How would passage of the Major Richard Star Act alter who receives full concurrent retirement and VA disability pay?
Executive summary
The Major Richard Star Act would expand eligibility for "concurrent receipt" by eliminating the dollar‑for‑dollar offset that now reduces Department of Defense (DoD) retired pay when a medically retired service member receives Department of Veterans Affairs (VA) disability compensation, allowing a specific group of combat‑injured retirees to collect full DoD retirement pay and full VA disability pay at the same time [1] [2]. In practice the bill targets roughly 50,000–54,000 combat‑disabled veterans—those who were medically retired for combat or combat‑related injuries, who qualify for Combat‑Related Special Compensation (CRSC) but have fewer than 20 years of service—and would give them the option to receive Concurrent Retirement and Disability Pay (CRDP) instead of CRSC [3] [4] [5] [6].
1. What the law does now and whom it leaves out
Under current law, retirees who completed 20 or more years of service (and certain others) generally can receive DoD retired pay and VA disability compensation without offsets, but medically retired service members who left before 20 years and have VA ratings below historical thresholds can see their DoD retired pay reduced dollar‑for‑dollar by the amount of VA disability compensation they receive—effectively forcing some combat‑injured vets to choose between full retirement or full disability benefits [7] [8] [9].
2. Who the Star Act would add to concurrent receipt and how
The Star Act would remove that offset for combat‑injured retirees who are eligible for CRSC but who have fewer than 20 years of creditable service, allowing them to receive both full DoD retirement pay and full VA disability compensation concurrently; the bill explicitly extends concurrent receipt to this subgroup and would create an option during an open‑season process to switch from CRSC to CRDP if a veteran prefers [2] [5] [6].
3. Scale, fiscal estimates and the mechanics veterans would face
Veterans service organizations and reporting place the eligible population at roughly 50,000–54,000 retirees who now face the offset, with Congressional Budget Office and other estimates projecting multibillion‑dollar costs over a decade—CBO cited roughly $9.75 billion over 2024–2033 while some advocacy estimates put the 10‑year cost near $8 billion, noting the true cost could be lower because some veterans may keep tax‑free CRSC instead of switching to CRDP [3] [10] [11].
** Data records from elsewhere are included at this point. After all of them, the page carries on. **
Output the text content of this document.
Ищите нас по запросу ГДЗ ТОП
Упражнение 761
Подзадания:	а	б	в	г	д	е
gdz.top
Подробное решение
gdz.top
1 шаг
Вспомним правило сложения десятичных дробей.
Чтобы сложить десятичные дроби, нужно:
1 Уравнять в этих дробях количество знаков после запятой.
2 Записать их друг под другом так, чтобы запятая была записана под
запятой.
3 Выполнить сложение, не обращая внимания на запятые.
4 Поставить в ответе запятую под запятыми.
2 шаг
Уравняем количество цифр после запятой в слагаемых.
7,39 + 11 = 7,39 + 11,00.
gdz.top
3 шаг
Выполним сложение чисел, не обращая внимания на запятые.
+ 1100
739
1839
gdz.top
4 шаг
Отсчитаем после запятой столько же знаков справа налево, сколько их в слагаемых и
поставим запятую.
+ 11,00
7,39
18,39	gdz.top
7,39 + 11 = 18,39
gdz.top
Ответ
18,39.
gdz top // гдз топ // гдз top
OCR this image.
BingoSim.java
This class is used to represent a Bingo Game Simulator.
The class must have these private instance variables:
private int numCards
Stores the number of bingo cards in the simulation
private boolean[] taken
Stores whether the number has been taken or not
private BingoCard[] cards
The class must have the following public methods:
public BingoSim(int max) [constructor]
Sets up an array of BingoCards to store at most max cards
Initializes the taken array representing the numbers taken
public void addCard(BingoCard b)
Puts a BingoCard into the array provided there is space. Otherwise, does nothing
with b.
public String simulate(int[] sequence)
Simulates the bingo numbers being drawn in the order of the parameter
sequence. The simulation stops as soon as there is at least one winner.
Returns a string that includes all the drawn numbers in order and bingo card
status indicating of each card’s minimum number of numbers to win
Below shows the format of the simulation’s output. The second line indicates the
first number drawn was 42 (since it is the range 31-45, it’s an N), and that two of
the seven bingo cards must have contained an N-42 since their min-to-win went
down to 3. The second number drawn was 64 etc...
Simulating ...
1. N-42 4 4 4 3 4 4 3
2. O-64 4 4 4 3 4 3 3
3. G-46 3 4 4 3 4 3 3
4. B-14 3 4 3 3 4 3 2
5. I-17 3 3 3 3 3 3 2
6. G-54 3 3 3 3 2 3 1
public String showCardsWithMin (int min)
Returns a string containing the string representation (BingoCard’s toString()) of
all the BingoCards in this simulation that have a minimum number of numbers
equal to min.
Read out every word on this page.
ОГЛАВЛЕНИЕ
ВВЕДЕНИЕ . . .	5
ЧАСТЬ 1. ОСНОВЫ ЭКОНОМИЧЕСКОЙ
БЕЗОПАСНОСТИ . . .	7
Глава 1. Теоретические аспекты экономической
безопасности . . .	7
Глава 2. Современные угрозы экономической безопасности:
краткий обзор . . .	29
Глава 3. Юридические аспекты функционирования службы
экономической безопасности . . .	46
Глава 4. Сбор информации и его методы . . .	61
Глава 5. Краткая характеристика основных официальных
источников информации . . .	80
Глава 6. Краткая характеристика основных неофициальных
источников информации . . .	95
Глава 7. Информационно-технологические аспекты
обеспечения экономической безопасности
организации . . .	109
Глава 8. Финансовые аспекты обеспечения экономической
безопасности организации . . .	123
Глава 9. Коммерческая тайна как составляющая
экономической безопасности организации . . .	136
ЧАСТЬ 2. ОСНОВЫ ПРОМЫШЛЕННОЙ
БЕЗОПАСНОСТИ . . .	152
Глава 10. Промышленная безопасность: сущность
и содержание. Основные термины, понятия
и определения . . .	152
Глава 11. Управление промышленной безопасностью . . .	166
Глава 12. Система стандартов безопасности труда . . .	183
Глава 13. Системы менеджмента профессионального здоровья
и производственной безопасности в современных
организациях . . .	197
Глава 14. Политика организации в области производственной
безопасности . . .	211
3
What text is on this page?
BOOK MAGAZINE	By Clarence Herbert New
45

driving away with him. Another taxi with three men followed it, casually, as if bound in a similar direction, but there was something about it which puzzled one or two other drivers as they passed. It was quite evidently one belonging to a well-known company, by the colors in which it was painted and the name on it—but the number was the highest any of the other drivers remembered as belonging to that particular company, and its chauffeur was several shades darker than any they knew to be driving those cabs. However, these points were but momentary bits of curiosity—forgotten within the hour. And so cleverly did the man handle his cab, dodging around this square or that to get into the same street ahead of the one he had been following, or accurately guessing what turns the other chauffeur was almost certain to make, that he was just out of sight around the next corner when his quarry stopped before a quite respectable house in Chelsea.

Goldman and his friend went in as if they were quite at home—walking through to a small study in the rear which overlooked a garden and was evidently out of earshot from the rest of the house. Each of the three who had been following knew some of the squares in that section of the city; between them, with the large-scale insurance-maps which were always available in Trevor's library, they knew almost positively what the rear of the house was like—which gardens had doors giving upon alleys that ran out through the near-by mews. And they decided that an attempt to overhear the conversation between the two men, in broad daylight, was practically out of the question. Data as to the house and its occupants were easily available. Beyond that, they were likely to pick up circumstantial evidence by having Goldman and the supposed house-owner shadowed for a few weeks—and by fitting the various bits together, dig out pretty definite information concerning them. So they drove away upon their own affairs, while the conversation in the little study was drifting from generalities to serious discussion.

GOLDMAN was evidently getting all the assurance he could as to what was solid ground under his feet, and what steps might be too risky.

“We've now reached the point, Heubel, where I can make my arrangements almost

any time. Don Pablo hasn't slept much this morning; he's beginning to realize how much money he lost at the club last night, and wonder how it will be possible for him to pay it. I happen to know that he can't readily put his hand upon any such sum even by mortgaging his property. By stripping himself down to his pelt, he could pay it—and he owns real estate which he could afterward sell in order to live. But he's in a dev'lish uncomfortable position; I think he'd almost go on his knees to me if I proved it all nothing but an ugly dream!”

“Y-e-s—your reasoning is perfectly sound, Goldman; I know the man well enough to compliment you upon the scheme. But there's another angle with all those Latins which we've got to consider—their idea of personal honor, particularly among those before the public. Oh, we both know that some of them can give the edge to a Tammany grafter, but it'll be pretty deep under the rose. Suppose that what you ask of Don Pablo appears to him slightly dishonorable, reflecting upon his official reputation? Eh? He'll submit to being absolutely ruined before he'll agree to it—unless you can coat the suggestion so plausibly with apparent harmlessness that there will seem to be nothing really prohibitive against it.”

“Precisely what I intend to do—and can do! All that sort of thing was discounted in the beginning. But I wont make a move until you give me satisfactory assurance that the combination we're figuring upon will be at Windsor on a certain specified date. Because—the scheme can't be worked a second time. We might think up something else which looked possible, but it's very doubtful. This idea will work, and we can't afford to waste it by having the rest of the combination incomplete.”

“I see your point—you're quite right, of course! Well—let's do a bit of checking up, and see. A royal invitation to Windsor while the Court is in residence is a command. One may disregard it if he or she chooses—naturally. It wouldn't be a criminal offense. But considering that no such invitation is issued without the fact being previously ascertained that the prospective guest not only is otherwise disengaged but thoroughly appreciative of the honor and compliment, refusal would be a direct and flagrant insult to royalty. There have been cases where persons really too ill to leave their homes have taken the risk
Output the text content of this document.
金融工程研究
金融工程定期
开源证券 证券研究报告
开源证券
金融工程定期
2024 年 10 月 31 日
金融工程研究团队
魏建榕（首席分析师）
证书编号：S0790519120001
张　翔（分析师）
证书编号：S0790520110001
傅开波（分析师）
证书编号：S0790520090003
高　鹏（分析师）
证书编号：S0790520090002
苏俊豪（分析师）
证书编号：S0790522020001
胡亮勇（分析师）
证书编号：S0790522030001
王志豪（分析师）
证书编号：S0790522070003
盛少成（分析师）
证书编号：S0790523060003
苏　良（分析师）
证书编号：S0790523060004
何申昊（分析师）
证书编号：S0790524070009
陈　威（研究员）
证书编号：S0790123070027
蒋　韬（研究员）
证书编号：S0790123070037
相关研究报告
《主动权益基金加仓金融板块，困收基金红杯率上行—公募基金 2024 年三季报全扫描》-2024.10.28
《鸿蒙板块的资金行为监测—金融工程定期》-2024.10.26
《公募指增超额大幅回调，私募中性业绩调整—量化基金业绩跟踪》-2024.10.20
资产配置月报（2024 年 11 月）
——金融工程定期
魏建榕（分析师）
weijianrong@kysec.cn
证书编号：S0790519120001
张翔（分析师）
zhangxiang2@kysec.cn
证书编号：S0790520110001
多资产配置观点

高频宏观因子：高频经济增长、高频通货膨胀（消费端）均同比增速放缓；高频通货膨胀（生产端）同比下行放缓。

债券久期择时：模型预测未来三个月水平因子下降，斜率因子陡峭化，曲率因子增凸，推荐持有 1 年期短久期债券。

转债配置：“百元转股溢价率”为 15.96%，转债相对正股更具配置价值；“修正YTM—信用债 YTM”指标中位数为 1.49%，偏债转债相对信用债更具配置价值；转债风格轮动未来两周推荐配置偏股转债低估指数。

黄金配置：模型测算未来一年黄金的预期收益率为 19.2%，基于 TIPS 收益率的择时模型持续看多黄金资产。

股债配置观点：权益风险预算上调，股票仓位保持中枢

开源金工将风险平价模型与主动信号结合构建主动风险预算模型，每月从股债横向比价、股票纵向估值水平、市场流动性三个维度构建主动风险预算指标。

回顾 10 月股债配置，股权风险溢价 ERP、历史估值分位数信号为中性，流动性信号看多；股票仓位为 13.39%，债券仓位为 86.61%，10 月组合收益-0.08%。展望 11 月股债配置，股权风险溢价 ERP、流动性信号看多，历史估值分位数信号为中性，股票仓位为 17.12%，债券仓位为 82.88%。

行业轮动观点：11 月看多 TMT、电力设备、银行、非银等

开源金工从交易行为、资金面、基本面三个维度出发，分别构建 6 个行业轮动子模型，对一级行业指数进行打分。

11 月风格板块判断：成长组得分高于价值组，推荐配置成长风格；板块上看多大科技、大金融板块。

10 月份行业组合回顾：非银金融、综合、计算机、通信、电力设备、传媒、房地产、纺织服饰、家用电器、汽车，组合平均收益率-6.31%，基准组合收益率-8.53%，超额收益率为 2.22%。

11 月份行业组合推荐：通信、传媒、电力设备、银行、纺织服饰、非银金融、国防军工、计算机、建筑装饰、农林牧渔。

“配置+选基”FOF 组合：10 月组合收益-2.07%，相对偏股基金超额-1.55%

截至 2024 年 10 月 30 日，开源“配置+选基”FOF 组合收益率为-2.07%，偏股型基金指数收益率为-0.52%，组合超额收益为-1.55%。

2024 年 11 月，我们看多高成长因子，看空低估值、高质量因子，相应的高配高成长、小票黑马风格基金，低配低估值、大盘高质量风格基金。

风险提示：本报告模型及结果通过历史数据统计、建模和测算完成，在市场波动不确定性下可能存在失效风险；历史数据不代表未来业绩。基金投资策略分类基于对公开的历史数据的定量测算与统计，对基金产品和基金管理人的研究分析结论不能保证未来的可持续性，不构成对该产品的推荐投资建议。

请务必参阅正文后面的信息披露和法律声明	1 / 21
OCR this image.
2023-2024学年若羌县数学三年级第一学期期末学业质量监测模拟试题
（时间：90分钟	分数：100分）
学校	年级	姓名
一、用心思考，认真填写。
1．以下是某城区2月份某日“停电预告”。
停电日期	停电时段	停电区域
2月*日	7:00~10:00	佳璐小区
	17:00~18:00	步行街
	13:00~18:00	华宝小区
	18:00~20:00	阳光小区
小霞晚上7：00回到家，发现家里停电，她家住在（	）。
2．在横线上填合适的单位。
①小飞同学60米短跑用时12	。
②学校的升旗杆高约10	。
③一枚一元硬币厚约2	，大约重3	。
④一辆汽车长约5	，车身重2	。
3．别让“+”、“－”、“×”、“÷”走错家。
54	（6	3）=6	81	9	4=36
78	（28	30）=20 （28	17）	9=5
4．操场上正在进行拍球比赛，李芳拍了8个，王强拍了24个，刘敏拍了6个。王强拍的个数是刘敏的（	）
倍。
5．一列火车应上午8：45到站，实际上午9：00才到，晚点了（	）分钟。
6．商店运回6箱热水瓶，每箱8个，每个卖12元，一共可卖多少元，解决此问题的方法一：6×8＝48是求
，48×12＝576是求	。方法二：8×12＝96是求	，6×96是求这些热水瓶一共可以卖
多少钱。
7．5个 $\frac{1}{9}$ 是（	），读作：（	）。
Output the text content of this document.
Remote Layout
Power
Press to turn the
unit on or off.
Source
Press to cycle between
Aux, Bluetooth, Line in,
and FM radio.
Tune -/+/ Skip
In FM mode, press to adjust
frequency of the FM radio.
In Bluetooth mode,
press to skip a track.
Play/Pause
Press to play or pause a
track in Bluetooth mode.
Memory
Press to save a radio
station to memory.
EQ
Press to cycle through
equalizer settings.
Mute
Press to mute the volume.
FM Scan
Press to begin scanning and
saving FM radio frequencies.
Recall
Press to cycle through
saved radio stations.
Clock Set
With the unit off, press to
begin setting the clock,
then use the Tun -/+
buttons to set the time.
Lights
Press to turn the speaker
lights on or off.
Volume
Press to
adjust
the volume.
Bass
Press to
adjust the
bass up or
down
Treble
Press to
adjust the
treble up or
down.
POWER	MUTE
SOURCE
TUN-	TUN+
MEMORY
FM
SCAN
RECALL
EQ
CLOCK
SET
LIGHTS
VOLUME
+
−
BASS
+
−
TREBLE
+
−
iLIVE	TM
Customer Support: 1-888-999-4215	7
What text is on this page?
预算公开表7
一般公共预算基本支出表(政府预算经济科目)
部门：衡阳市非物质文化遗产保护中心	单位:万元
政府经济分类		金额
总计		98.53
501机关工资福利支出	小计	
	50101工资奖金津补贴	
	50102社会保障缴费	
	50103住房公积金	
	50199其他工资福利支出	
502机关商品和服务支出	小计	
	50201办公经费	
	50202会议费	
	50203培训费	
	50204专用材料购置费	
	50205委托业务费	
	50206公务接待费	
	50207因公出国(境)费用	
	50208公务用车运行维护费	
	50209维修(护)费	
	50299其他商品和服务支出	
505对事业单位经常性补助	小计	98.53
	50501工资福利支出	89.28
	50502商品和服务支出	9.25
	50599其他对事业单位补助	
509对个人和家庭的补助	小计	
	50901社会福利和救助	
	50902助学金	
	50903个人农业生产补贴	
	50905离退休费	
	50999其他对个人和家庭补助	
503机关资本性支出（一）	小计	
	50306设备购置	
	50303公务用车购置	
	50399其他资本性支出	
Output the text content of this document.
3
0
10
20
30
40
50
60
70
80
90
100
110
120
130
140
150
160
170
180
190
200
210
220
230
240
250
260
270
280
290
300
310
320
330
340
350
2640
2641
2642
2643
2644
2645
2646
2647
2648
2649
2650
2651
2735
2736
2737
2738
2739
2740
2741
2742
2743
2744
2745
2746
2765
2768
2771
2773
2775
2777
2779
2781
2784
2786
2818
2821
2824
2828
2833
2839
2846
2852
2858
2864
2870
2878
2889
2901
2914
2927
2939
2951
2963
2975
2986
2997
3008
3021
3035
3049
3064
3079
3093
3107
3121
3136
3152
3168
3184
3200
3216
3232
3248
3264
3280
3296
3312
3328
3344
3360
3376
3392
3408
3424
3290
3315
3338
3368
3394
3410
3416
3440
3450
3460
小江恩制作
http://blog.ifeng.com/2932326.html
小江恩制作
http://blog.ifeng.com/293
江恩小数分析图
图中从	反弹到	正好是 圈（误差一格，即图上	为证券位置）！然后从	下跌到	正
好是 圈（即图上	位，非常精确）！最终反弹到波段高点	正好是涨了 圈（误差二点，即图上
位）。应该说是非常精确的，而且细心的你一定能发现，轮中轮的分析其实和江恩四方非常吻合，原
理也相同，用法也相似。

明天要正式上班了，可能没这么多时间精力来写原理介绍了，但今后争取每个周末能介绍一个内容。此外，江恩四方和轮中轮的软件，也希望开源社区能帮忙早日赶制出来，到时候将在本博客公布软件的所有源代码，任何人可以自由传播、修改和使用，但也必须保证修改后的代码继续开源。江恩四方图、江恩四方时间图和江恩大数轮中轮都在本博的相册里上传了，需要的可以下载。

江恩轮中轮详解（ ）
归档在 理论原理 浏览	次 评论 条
4. The beneficiary choice and tax/benefit tradeoffs
Passage would not force a one‑size‑fits‑all change; veterans who qualify for CRSC would be offered a choice during an open season between remaining in CRSC (which is described as tax‑free in advocacy materials) or opting into CRDP to receive the combined full retirement and VA compensation—individuals will have to weigh tax consequences, family considerations, and which option yields higher net income [6] [11] [12].
5. Competing arguments and political context
Supporters frame the bill as closing the remaining "wounded veteran tax" and completing a decades‑long expansion of concurrent receipt for combat‑injured veterans, arguing moral and recruitment implications; critics and fiscal conservatives emphasize the multibillion dollar budget impact and caution about expanding earned retirement benefits without offsets—Congressional advocates are bipartisan but the legislation has repeatedly stalled despite wide VSO backing [4] [10] [3].
6. What reporting does not fully resolve
Public reporting and advocacy materials make the overall effect clear—who would become newly eligible and that the offset would end—but detailed administrative transitions, actuarial assumptions used by CBO, and the final choice architecture (timing, notices, and tax reporting implications for every affected retiree) require reference to implementing guidance from DoD/DFAS and final legislative text, which are not exhaustively detailed in the sources provided [2] [11] [10].